‘Amazing, I never realised that!’ was my friend’s response to my description of audiences as having personalities. A quick survey of my performing friends and colleagues confirmed this. Audiences certainly have personalities. But how can a mass of people of different ages and life experience amalgamate into one distinct identity? I cannot explain it but I know that it does. It is a vastly different experience when performing on the same stage on different nights. At a performance in Ampthill a year or so ago, there was spontaneous applause as each of us came on stage, something that has not happened before nor since. Some audience members hold themselves back whilst others laugh heartily at the least expected moments. At a performance at the Brighton Fringe Festival, one audience didn’t react to something I expected them to; but I was taken by surprise when hilarity broke out at an unforeseen moment. Perhaps it is people’s tendency to follow a crowd but who is following whom?
I can tell you though that some of my favourite audience memories involve children. There is nothing quite like the uninhibited, instantaneous response of a child simply reacting to something he or she finds entertaining. One of my most memorable performances of Piano Recital (Piano Not Included) was at the Brighton Fringe Festival in 2009. Though I didn’t see them I knew that there were children sitting in the front row. They laughed louder than the grown-ups around them and as the performance continued, the rest of the audience followed their lead so that by the end of the show the roar from the stands was wonderful!

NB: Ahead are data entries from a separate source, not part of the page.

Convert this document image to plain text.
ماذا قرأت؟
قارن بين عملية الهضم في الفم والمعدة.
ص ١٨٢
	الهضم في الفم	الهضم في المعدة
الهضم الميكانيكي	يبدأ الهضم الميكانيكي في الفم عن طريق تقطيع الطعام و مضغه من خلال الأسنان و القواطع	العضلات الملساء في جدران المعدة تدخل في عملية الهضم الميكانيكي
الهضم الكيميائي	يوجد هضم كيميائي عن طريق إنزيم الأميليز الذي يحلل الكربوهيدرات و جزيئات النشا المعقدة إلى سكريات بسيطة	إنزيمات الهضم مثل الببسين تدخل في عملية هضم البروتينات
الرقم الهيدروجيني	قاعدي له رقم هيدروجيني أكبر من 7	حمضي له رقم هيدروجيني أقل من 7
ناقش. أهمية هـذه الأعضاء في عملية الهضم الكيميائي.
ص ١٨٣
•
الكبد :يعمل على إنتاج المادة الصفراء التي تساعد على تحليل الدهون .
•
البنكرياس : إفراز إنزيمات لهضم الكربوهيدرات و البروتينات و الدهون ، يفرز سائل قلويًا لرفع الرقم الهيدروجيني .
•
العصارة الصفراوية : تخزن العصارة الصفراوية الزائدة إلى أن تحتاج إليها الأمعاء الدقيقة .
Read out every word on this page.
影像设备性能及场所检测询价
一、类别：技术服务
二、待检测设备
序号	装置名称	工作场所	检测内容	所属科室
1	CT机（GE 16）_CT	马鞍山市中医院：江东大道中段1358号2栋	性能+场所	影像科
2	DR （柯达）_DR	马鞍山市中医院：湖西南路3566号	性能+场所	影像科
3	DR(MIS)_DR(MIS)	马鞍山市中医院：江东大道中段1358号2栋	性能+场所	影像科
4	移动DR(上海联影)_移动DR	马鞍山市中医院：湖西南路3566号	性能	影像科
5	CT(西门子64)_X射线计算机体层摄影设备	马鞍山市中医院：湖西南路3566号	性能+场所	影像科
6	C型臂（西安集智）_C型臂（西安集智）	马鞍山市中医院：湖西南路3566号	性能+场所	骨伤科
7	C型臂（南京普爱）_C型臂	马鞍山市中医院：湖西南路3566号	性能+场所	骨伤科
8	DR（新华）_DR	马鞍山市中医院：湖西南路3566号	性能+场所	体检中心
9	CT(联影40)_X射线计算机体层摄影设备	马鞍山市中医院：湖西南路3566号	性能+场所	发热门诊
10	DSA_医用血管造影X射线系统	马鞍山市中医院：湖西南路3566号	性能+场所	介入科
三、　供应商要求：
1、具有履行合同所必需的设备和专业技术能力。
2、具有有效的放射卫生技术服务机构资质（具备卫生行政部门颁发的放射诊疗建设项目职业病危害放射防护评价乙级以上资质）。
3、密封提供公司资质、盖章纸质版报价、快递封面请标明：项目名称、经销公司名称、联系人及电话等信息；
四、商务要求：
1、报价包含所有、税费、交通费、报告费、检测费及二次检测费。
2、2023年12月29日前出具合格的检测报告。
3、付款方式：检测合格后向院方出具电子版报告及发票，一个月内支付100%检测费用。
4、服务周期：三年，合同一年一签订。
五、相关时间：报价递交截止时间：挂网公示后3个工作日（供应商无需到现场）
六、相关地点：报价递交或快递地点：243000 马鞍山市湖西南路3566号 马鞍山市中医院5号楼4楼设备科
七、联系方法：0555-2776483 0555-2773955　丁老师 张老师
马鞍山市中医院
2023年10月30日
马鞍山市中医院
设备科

One of the most rewarding experiences when performing Piano Recital (Piano Not Included) is when people who have never experienced a live performance, let alone live music before, are so enthused by it that they seek to experience live performances again. We receive letters and comments saying such things as ‘I always thought that classical music was stuffy and boring but now I know differently’ or ‘Thank you so much for showing me once more how wonderful a live music performance is. You have restored my love of music and I will be attending many more concerts in the future.’ and ‘I brought my seven year old daughter to your show as a way of introducing her to music and now she wants to come and see you again.’
Not that Piano Recital (Piano Not Included) alienates the experienced concert goer. It is written so that different people with various levels of understanding are all able to enjoy the performance. Established concert society and festival audiences thoroughly enjoy the performances. Watching a sea of faces with the air of the practised listener crease their faces into broad smiles and laughter with toes tapping and fingers drumming is extremely satisfying, especially as it is followed by hearing such things as ‘I didn’t expect that!’ or ‘I didn’t expect to have so much fun’. Also, promoters find that Piano Recital (Piano Not Included) is an effective tool for introducing themselves to new audiences; people who have never attended concerts at their local music societies have their interest piqued and regular audience numbers swell.
The success that Piano Recital (Piano Not Included) is experiencing in introducing new audiences to music has been overwhelming. Frequently the average age of our audiences is in the 30s and 40s, which is an unexpected by-product of something which a small group of musicians started off as just a little bit of fun for the Brighton Fringe Festival.